O veto, noticiado pelo Congresso em Foco, retomou explicitamente a fala de dezembro sobre o “sequestro” do Orçamento como justificativa institucional para a decisão.
Julho de 2026: a frase na campanha
Já em plena disputa eleitoral, com a candidatura à reeleição em curso, Lula voltou a recorrer à mesma metáfora em evento de campanha ao lado do governador do Ceará, Elmano de Freitas, pedindo que o eleitor pesquisasse os candidatos antes de votar e evitasse, mais uma vez, “colocar uma raposa no galinheiro” — desta vez em um apelo mais amplo, dirigido ao conjunto do processo eleitoral de outubro.
A sequência de falas do Lula ao longo de cinco anos destaca uma estratégia contínua que merece ser analisada: ele mantém uma imagem coesa e firme, tanto na oposição quanto no exercício do poder.
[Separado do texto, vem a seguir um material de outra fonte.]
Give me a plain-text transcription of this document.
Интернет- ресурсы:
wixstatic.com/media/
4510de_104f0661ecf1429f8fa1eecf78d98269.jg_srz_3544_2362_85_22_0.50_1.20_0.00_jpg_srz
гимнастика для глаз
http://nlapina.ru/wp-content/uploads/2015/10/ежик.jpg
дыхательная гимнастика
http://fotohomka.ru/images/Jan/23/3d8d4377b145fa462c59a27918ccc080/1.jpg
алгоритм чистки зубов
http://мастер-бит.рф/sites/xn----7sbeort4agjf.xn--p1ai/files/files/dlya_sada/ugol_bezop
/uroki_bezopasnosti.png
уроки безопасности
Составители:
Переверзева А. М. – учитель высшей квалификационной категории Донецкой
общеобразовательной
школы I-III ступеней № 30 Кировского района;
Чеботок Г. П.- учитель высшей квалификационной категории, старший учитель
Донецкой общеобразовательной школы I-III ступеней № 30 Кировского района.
Essa abordagem é fundamental para mobilizar apoio e justificar decisões, como os vetos ao Orçamento.
O aspecto mais importante não é apenas a repetição de suas mensagens, mas sim o fato de que, entre 2021 e 2026, a crítica que antes se dirigia a um Congresso hipotético se transformou em um direcionamento a um Congresso real, já consolidado e com um poder orçamentário ampliado.
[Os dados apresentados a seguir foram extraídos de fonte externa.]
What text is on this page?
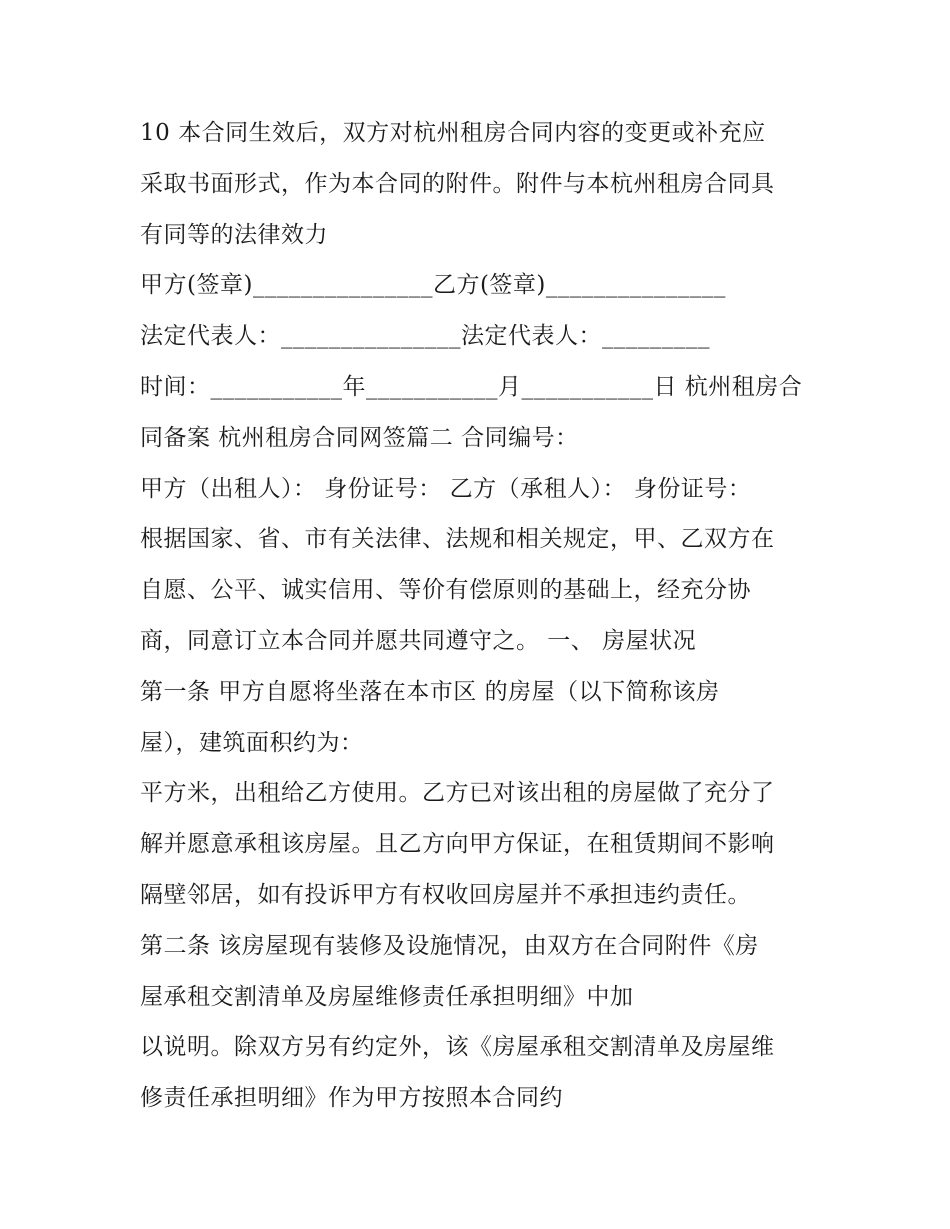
10 本合同生效后，双方对杭州租房合同内容的变更或补充应
采取书面形式，作为本合同的附件。附件与本杭州租房合同具
有同等的法律效力
甲方(签章)_______________乙方(签章)_______________
法定代表人：_______________法定代表人：_________
时间：___________年___________月___________日 杭州租房合
同备案 杭州租房合同网签篇二 合同编号：
甲方（出租人）： 身份证号： 乙方（承租人）： 身份证号：
根据国家、省、市有关法律、法规和相关规定，甲、乙双方在
自愿、公平、诚实信用、等价有偿原则的基础上，经充分协
商，同意订立本合同并愿共同遵守之。 一、 房屋状况
第一条 甲方自愿将坐落在本市区 的房屋（以下简称该房
屋），建筑面积约为：
平方米，出租给乙方使用。乙方已对该出租的房屋做了充分了
解并愿意承租该房屋。且乙方向甲方保证，在租赁期间不影响
隔壁邻居，如有投诉甲方有权收回房屋并不承担违约责任。
第二条 该房屋现有装修及设施情况，由双方在合同附件《房
屋承租交割清单及房屋维修责任承担明细》中加
以说明。除双方另有约定外，该《房屋承租交割清单及房屋维
修责任承担明细》作为甲方按照本合同约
Isso confere à sua posição uma relevância prática e uma conexão direta com a realidade política, tornando suas queixas não apenas retóricas, mas efetivamente operativas a cada novo desafio que enfrenta.
FAQ rápido
Quando Lula usou pela primeira vez a frase sobre a raposa no galinheiro?
Em 1º de setembro de 2021, ainda como pré-candidato, ao defender a eleição de parlamentares comprometidos junto com um presidente de esquerda.
Por que Lula chama as emendas parlamentares de “sequestro” do Orçamento?
Porque, segundo ele, as emendas impositivas obrigam o governo a destinar cerca de 50% do Orçamento da União por indicação de deputados e senadores, reduzindo a margem de decisão do Executivo.
Essa crítica de Lula ao Congresso é recente?
Não. A reportagem identificou declarações semelhantes em pelo menos seis momentos distintos entre 2021 e 2026, incluindo campanhas eleitorais, a COP28 e vetos orçamentários concretos.